Read that last paragraph again. Notice the past tense? Notice how the tension builds up, and you're left wondering how things went from there?

Oh enough already, here's what things look like right now:
This must be good, mustn't it?

Now hold your horses, I know what you're thinking. "But that looks even muckier than before! Why don't you trash the whole thing for it starts to stink up the place?"

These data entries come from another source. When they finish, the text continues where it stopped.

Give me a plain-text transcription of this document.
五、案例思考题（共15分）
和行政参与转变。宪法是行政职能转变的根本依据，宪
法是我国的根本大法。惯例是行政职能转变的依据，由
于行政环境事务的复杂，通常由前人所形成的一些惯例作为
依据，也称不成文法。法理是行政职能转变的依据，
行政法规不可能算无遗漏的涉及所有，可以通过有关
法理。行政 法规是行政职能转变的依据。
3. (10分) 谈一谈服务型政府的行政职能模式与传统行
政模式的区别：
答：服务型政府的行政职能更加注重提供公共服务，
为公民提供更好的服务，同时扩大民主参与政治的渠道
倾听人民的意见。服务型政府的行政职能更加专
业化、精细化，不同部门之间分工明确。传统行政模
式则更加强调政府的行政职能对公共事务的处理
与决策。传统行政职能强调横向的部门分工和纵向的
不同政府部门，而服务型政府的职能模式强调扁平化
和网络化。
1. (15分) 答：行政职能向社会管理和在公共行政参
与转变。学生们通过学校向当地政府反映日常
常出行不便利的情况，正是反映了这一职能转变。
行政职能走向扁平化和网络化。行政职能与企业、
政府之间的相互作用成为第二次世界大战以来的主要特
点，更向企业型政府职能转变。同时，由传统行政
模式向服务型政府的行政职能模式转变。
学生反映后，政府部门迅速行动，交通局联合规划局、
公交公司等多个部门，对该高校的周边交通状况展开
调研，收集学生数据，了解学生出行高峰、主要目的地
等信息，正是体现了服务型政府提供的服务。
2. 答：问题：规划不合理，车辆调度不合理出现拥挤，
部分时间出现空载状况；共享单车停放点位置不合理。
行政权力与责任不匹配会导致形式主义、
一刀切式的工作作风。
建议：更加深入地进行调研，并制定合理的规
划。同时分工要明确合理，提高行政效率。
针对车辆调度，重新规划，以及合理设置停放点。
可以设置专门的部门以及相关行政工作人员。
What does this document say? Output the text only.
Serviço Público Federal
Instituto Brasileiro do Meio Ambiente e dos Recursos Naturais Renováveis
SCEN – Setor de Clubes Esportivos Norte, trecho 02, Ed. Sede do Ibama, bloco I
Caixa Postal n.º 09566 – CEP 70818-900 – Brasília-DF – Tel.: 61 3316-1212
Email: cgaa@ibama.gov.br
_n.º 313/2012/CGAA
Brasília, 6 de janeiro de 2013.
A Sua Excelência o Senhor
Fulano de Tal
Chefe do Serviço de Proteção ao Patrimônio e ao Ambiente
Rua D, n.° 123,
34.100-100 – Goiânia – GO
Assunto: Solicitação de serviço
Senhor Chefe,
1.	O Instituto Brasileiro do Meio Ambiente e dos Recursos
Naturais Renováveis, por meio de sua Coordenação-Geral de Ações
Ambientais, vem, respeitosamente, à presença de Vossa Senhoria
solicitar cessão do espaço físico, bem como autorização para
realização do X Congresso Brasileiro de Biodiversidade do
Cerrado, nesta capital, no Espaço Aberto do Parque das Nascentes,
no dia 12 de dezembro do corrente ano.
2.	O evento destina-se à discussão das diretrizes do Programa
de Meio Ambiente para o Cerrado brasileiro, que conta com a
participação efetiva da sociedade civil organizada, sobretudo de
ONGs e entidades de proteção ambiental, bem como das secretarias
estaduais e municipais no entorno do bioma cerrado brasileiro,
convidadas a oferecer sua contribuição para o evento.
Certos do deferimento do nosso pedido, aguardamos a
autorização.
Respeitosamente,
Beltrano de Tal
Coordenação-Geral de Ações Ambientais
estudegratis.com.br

But no! See that foamy mess between the clots of the other white mess? That's the yeast head forming! We're in the clear! They live!

THEY!

LIIIIIIIIIIIVVVVEEE!

(A quick recap for the slow-witted or the unaware: the yeast I'm cultivating is a top-fermenting yeast. This means that as it gets more active, it'll form a white, dense head of yeasty froth on top of the wort. And what we're seeing here is the birth of that very head. Yes, you read that right: we're watching the birth of a head)

But wait! It gets even better!


There's a reason why the above is a movie clip and not another boring still picture: it moves! There's life in this muck, and the rising bubbles indicate that the yeast is busy producing carbon dioxide. Of course, I don't want it to be producing too much of that; I'd rather have it focus on producing more yeast, but hey, we're on a roll here!

All this notwithstanding, I'm still set to start a parallel batch of Westmalle yeast. Because pessimism isn't all about the glass being half empty, but also about being prepared for the worst. As long as the yeast isn't more active, it's still at risk of being infected by all sorts of nasties which consider wort to be the ideal breeding grounds. And I don't want moulds, bacteria or duck-billed platypi pissing in my wort, thank you very much.

Go little yeasties, go! You're doing great!